Dans le Vercors drômois et dans les secteurs de la Gervanne et du Royans, les étés sont plus chauds et plus secs, ce climat débordant sur l’automne. Concrètement, cela crée des difficultés pour l’implantation des prairies et dégrade les prairies naturelles, notamment avec le tarissement des sources. Qui plus est, « le surpâturage augmente les effets de la sécheresse, explique Jean-Pierre Manteaux. S’il n’y a plus d’herbe, il ne faut pas mettre d’animaux dans les prairies car ils tassent le peu qu’il y a. »
Des expérimentations consistent à étudier les gains apportés par du pâturage en petites parcelles, par des modifications de dates de rentrée des troupeaux (en novembre par exemple), par une complémentarité de couverts pâturés, avec notamment du sorgho, du méteil et de la betterave. La chambre d’agriculture de la Drôme conseille d’ores et déjà d’avoir de la luzerne et de la fétuque élevée ou bien du dactyle, du sainfoin ou du lotier dans ses prairies.
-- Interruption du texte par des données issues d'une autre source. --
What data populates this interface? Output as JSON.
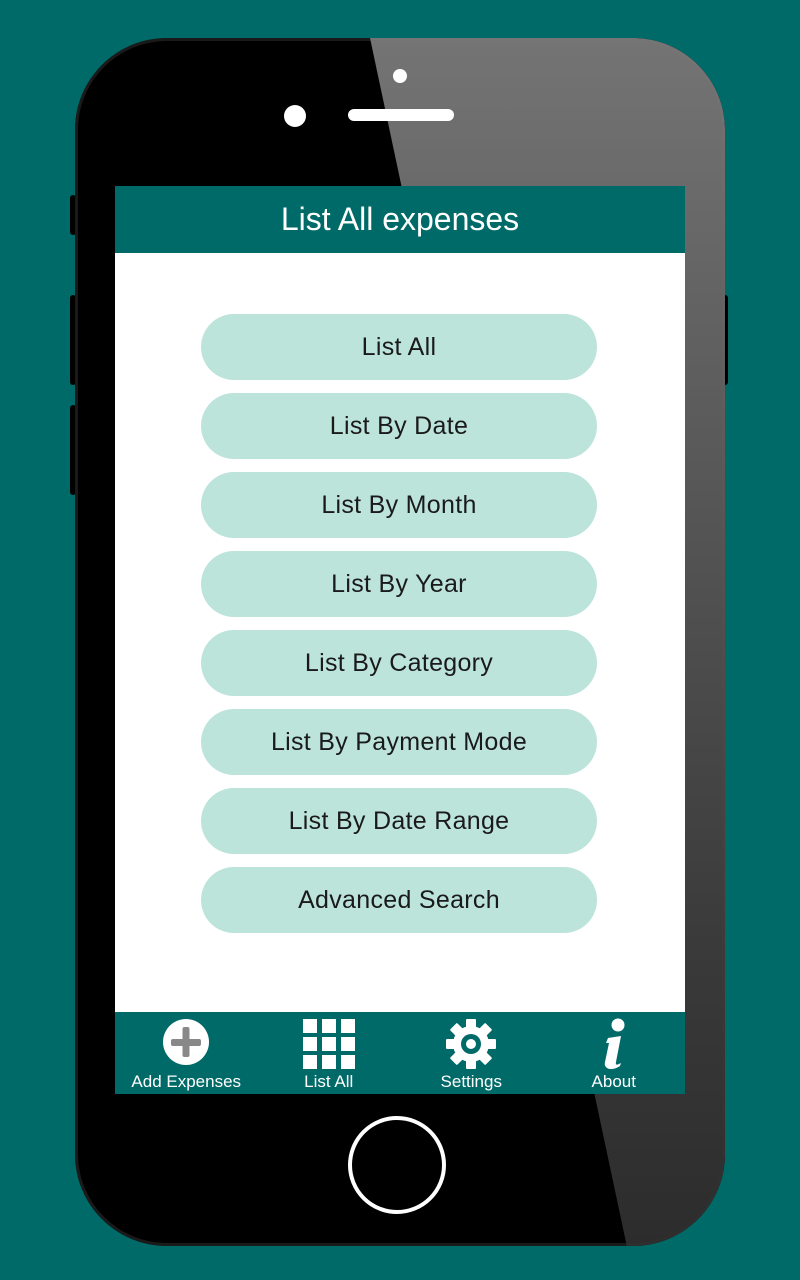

Elle préconise également de baisser le chargement en animaux et de prévoir davantage de stocks de sécurité.
Morgane Poulet
1 Giec : Groupe intergouvernemental d’experts sur l’évolution du climat créé en 1988. Il fournit des données sur le changement climatique ainsi que des stratégies vers lesquelles se tourner pour limiter son effet.